David Baker and his colleagues at the University of Washington focused on a reaction that would break certain bonds between carbon atoms. The ability to design enzymes that can break and make carbon-carbon bonds could potentially enable scientists to break down environmental toxins, manufacture drugs, and create new fuels.

As they report in the journal Science, Baker and his group first designed what an ideal active site would look like for the reaction. An active site is a pocket within an enzyme where the catalyzed reaction takes place. In order to do its job, an active site must have precise geometry and chemical makeup, tailored to the reaction it catalyzes. Some components hold the reacting molecules in place, while others participate in the reaction's chemical mechanisms.

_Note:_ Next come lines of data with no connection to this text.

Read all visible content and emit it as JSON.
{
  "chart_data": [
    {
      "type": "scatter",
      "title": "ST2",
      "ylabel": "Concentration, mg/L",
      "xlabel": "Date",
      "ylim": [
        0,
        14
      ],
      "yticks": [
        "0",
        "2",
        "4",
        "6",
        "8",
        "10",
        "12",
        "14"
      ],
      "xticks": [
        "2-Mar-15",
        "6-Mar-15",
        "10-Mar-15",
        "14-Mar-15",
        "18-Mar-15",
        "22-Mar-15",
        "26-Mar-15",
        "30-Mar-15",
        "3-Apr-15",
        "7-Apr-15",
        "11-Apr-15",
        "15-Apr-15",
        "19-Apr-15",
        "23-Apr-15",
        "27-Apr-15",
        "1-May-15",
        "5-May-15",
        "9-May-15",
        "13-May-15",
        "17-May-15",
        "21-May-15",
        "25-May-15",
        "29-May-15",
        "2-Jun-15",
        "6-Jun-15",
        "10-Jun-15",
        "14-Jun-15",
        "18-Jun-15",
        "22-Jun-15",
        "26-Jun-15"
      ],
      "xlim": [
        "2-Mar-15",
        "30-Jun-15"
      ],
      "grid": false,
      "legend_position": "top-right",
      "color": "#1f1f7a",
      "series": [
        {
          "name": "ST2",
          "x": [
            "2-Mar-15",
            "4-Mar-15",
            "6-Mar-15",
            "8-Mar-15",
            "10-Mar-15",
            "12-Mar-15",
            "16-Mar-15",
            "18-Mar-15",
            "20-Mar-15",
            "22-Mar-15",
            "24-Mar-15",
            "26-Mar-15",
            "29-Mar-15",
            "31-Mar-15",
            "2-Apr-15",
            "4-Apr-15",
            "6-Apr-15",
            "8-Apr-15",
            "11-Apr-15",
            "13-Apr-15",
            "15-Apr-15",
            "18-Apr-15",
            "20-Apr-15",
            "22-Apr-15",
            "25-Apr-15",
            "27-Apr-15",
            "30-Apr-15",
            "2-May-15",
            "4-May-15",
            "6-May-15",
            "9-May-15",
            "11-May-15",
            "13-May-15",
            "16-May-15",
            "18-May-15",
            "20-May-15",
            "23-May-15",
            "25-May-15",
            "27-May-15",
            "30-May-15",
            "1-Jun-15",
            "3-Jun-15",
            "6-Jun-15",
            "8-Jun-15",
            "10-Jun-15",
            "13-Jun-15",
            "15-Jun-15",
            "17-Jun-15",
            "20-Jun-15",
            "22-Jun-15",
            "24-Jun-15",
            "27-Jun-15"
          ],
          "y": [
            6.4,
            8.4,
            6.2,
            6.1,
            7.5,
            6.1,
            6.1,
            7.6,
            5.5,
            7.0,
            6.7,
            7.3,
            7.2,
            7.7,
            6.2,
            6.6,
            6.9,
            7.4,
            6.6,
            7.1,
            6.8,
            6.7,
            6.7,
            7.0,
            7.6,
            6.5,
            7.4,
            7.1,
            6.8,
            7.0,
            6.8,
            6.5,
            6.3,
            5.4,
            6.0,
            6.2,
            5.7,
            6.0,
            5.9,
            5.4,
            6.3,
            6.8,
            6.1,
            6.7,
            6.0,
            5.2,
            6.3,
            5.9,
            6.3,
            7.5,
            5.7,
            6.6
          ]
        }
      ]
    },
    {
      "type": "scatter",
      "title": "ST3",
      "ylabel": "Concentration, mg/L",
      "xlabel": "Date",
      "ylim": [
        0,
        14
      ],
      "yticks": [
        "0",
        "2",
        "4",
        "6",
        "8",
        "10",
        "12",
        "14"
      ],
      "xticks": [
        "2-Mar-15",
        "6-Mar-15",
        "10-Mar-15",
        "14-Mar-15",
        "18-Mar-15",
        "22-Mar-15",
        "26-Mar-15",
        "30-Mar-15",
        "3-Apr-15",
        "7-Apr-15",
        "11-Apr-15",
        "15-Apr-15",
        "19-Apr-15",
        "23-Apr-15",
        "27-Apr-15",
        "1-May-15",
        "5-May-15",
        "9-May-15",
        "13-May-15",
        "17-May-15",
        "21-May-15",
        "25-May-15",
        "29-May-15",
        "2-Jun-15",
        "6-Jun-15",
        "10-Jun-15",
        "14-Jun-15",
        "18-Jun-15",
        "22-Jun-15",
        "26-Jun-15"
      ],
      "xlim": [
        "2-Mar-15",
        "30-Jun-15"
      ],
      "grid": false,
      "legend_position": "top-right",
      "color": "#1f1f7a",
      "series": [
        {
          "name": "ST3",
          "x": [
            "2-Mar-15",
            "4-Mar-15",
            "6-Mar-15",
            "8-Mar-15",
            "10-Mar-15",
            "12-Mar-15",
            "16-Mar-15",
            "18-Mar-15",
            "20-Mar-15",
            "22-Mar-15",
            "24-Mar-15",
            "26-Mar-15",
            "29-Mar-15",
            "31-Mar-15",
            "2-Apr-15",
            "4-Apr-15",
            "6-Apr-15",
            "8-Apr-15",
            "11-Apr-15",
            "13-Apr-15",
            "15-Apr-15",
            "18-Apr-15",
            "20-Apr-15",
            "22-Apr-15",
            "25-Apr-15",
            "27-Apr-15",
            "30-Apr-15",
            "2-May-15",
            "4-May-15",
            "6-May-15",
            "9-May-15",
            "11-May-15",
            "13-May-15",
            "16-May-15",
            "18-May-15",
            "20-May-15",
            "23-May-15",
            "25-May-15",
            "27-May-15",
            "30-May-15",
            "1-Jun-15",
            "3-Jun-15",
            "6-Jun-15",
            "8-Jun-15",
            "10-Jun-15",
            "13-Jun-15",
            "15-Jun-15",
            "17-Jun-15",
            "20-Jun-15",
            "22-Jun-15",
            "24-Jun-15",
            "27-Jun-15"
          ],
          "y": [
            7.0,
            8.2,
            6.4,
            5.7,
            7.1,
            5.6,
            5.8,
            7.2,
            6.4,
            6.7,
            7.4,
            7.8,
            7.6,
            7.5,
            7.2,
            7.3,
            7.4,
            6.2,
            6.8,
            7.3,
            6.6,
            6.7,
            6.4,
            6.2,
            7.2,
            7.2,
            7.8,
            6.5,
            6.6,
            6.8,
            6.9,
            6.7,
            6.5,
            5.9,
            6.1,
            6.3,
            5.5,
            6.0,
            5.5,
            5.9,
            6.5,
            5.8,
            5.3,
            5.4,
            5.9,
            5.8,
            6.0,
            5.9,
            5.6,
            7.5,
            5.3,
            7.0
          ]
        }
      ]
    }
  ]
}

Once the researchers computed the active site, they used a newly developed set of algorithms to model proteins that have such a site. Each designed protein was ranked according to its ability to bind the reacting chemicals and hold them in the proper position.

The next step was to actually synthesize the selected proteins. The researchers derived gene sequences for 72 of the designed enzymes, ordered snippets of DNA containing those genes, and used bacteria to turn the genes into proteins. Each protein was then tested for its ability to catalyze the carbon-carbon bond breaking reaction.

Of the 72 proteins selected, 32 successfully helped along the reaction. The most efficient proteins sped up the reaction to 10,000 times the rate without an enzyme.

While that's an impressive feat compared with earlier enzyme design attempts, the synthesized enzymes pale in comparison to naturally occurring ones. "It's not very good at all," says Baker. "Naturally occurring enzymes can increase the rate of reactions by much, much greater amounts"--as much as a quadrillion-fold.